Abstract

Aims & Objectives: Use of non-invasive ventilation (NIV) has increased in past years. Successful NIV requires compatible interface, however, NIV masks have not been widely available in our country so we tried alternative interface, albeit less effective because of potential leakage. Methods Case series Results Case 1. A 3-months-old baby, 3.6kg, was admitted with respiratory failure, pneumonia, and large PDA. She was intubated for 8 days then switched to NIV–pressure control (PC) mode (Servo-i) with ET tube 3.0 inserted 8 cm from nostril, respiratory rate (RR) 30x/minute, FiO2 40%, PIP 15/PEEP 6. Minute volume (MV) 0.6–0.9 L, PaO2 108.8, and PaCO2 32.7 were achieved without increased work of breathing.
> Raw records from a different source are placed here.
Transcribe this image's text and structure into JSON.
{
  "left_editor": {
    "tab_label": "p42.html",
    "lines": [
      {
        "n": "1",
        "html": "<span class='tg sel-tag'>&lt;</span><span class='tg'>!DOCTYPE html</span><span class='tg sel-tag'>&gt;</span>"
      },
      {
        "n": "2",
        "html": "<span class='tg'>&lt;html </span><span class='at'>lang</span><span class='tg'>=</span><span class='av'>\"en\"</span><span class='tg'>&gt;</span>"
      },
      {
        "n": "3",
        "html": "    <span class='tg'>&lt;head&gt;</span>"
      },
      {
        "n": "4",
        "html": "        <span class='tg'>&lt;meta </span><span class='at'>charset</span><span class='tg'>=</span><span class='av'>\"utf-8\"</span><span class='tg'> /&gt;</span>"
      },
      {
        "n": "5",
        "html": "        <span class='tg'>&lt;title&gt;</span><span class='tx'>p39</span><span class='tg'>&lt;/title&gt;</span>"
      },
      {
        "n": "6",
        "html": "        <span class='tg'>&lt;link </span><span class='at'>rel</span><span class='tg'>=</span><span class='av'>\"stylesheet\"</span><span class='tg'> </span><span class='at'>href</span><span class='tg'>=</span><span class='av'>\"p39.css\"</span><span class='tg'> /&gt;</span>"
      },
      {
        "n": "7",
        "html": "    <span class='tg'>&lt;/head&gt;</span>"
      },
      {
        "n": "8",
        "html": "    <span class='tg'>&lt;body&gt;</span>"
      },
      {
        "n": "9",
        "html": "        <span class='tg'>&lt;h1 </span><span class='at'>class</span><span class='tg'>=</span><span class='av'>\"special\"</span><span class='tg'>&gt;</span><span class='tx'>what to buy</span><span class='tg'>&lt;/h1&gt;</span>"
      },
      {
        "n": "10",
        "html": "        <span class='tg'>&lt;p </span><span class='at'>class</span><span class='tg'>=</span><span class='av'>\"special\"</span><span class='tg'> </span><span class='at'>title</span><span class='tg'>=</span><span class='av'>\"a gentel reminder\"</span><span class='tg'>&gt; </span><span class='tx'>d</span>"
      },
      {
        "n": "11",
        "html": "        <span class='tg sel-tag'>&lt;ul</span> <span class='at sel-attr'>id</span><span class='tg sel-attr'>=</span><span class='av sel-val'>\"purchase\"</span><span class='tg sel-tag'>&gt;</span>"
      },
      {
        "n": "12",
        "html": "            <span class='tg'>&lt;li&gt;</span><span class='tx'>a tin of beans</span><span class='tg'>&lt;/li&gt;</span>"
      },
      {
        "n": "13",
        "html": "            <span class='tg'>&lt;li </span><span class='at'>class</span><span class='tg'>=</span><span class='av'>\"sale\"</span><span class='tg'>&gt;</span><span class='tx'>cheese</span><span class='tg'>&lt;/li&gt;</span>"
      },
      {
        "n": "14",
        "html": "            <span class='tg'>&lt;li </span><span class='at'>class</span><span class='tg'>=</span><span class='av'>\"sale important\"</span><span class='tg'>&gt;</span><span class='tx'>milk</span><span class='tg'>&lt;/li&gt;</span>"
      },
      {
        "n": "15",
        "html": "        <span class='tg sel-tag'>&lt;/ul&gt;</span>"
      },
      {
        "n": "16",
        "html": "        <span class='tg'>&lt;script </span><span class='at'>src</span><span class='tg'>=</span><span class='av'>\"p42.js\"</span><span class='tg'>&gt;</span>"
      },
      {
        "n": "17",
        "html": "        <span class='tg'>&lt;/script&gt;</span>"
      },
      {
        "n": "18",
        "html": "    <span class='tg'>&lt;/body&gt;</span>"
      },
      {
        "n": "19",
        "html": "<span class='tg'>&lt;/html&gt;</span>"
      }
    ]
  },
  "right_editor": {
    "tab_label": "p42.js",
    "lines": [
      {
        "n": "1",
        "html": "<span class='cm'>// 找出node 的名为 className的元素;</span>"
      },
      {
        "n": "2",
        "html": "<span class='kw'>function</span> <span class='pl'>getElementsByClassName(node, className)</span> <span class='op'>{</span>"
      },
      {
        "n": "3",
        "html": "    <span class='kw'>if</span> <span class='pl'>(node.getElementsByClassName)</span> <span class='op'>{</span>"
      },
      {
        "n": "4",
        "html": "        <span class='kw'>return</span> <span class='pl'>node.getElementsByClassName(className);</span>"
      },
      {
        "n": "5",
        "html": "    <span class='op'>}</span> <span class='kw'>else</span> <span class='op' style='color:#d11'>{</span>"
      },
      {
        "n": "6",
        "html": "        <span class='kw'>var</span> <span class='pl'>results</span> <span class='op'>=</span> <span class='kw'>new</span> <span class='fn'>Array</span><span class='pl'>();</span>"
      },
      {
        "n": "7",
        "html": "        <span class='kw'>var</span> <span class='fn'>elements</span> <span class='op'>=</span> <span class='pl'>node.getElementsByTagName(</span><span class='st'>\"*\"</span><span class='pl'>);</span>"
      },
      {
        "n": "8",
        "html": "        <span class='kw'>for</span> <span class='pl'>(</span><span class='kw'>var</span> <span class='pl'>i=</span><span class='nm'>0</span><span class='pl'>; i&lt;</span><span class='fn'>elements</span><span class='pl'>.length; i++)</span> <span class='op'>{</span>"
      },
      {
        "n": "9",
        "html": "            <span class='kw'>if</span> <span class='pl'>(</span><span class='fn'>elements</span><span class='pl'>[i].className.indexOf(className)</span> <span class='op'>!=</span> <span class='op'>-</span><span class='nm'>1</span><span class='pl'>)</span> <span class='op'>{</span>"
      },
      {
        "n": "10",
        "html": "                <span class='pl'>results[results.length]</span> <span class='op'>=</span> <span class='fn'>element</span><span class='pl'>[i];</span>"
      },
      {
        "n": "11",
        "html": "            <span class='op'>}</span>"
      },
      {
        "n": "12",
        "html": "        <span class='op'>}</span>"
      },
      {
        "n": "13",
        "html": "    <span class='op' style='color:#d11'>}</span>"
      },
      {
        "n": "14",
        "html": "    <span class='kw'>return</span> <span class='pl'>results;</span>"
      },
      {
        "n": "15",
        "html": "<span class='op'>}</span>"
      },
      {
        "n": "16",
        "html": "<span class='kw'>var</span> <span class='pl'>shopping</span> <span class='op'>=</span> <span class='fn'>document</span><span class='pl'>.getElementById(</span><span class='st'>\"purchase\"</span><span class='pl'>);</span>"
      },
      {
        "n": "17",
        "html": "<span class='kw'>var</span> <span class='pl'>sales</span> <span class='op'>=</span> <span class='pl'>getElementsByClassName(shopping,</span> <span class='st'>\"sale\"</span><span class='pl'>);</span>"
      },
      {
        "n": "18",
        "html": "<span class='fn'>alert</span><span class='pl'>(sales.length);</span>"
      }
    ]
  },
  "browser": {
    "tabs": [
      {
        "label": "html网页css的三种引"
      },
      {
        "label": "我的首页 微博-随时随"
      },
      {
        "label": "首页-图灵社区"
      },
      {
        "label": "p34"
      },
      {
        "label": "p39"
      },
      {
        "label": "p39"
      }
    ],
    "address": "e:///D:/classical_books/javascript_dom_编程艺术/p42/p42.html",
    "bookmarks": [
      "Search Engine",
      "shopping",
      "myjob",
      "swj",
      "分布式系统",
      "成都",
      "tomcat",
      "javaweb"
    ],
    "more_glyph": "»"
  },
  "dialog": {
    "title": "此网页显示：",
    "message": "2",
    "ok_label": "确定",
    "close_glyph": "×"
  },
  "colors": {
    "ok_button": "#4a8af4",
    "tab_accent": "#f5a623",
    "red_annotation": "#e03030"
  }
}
Case 2. A 4-months-old boy, 7.6kg, was admitted with pneumonia and respiratory failure. He had diaphoresis, chest indrawing, SaO2 90%, PaO2 33.2, and PaCO2 59.7, with 6 lpm oxygen (PaO2/FiO2 ratio 83). NIV–PC mode was started with ET tube 3.5 inserted 9 cm from nostril, RR 20x/minute, FiO2 65%, PIP 15/PEEP 5. His work of breathing was reduced significantly after NIV, RR was decreased from 60 to 30x/minute, and SaO2 was improved. Case 3. A 3.5-years-old boy, 15kg, admitted with dilated cardiomyopathy, cardiogenic shock, and increased work of breathing on 1 lpm nasal oxygen. NIV–PC was administered using ET tube 4.0, 12 cm depth, RR 30x/minute, FiO2 40%, PIP 15/PEEP 5. Chest wall retraction was diminished after NIV. Conclusions Despite of our limited resource, NIV showed promising results in respiratory failure and prevention of reintubation. Shortened ET tube might be used as alternative interface in pediatric NIV.